Customers' natural tendency is to first look left and then go right when they enter your pharmacy. You will want to take advantage of this natural tendency by constructing your "yellow brick road" in a counterclockwise foot traffic pattern through your store. When you visually lay out that footpath by using easy-to-see carpeting or contrasting wood or tile flooring, customers won't get confused about where they are heading.
By simply following your "road" through the store as they're on their way to purchase what they came for, customers will also be guided past and through other departments, which quickly increases the opportunity for impulse browsing and buying. Displays are a great way to encourage impulse buys. It's estimated that some 90% of your customers buy items not on their list. Encourage this natural impulse by placing displays for each department within clear visibility of your yellow brick road so that customers will be enticed to come off that footpath and investigate further.
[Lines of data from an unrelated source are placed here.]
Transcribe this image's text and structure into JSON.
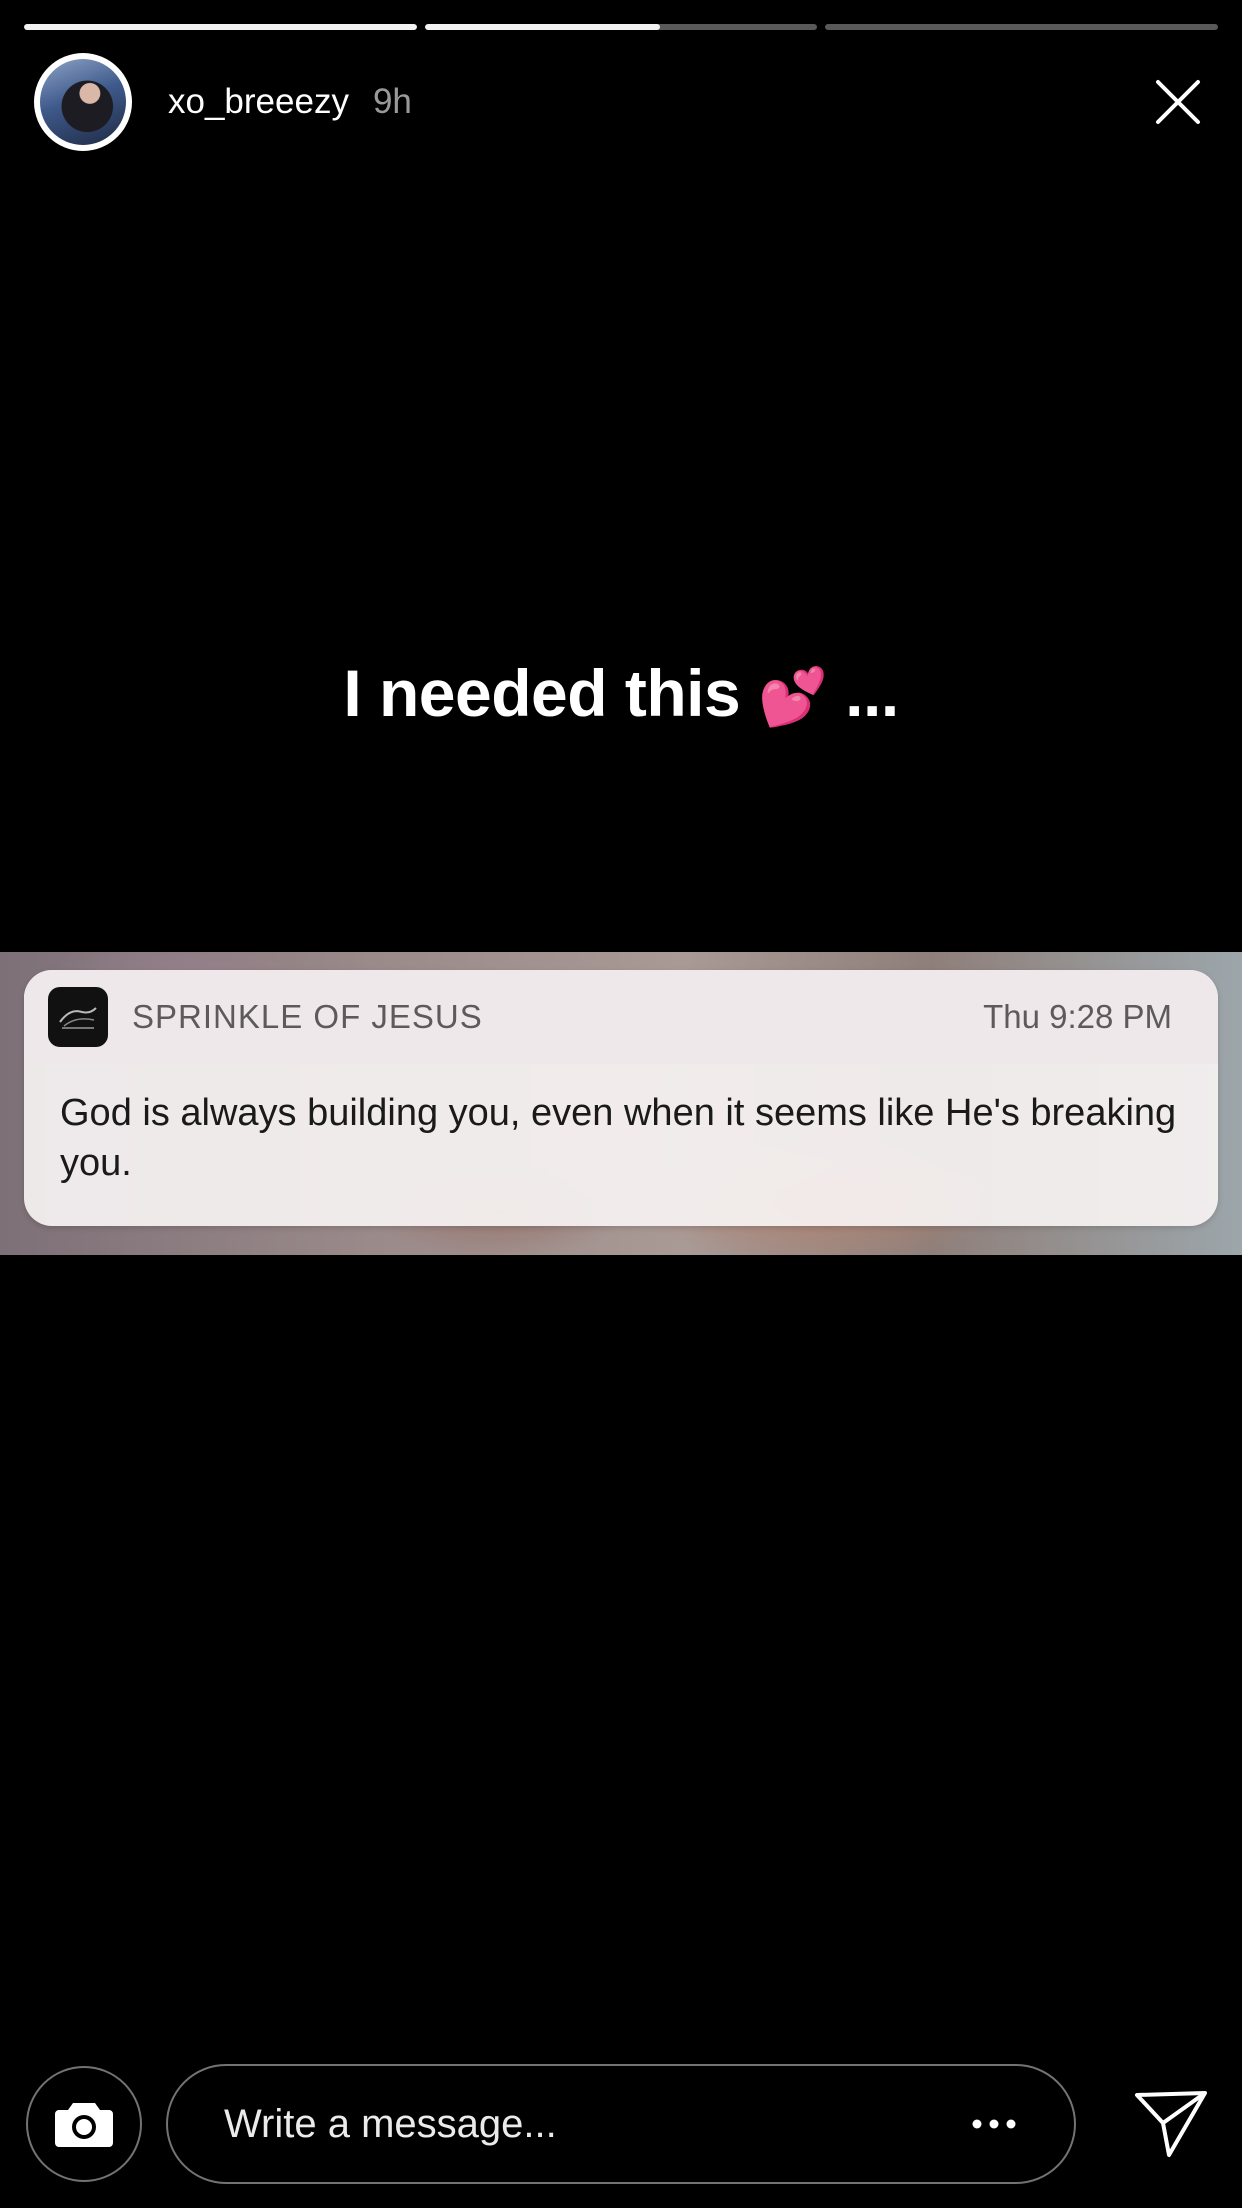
{
  "story": {
    "progress": [
      1.0,
      0.6,
      0.0
    ],
    "user": {
      "username": "xo_breeezy",
      "time_ago": "9h",
      "avatar_icon": "profile-photo"
    },
    "close_icon": "close-icon",
    "caption": {
      "text": "I needed this",
      "emoji": "💕",
      "trailing": " ..."
    }
  },
  "notification": {
    "app_name": "SPRINKLE OF JESUS",
    "time": "Thu 9:28 PM",
    "message": "God is always building you, even when it seems like He's breaking you.",
    "app_icon": "sprinkle-of-jesus-app-icon"
  },
  "reply_bar": {
    "placeholder": "Write a message...",
    "camera_icon": "camera-icon",
    "more_icon": "ellipsis-icon",
    "send_icon": "send-icon"
  },
  "colors": {
    "background": "#000000",
    "text": "#ffffff",
    "heart": "#ff4fa6",
    "card": "#f6f2f2"
  }
}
Make your "yellow brick road" work to your advantage by making it more difficult for customers to remain in a task-oriented, no-browse shopping mentality. For example, place the prescription counter at the back of the store so that customers can't help but see every department and every sale item display when they come in to fill their prescriptions. Also, place seating conveniently throughout your store so that ill or disabled customers can rest if need be.
Customers can't buy what you have to offer if they can't see it. Therefore, your footpath should pass by every department and major display on your customers' way to "destination shopping," such as prescription pick-ups or the purchase of necessary items like over-the-counter medications. They can break away from your yellow brick road to shop in each department and then rejoin traffic flow easily when they're ready to continue to their original destination.
Dorothy's not the only one to see the value of the yellow brick road!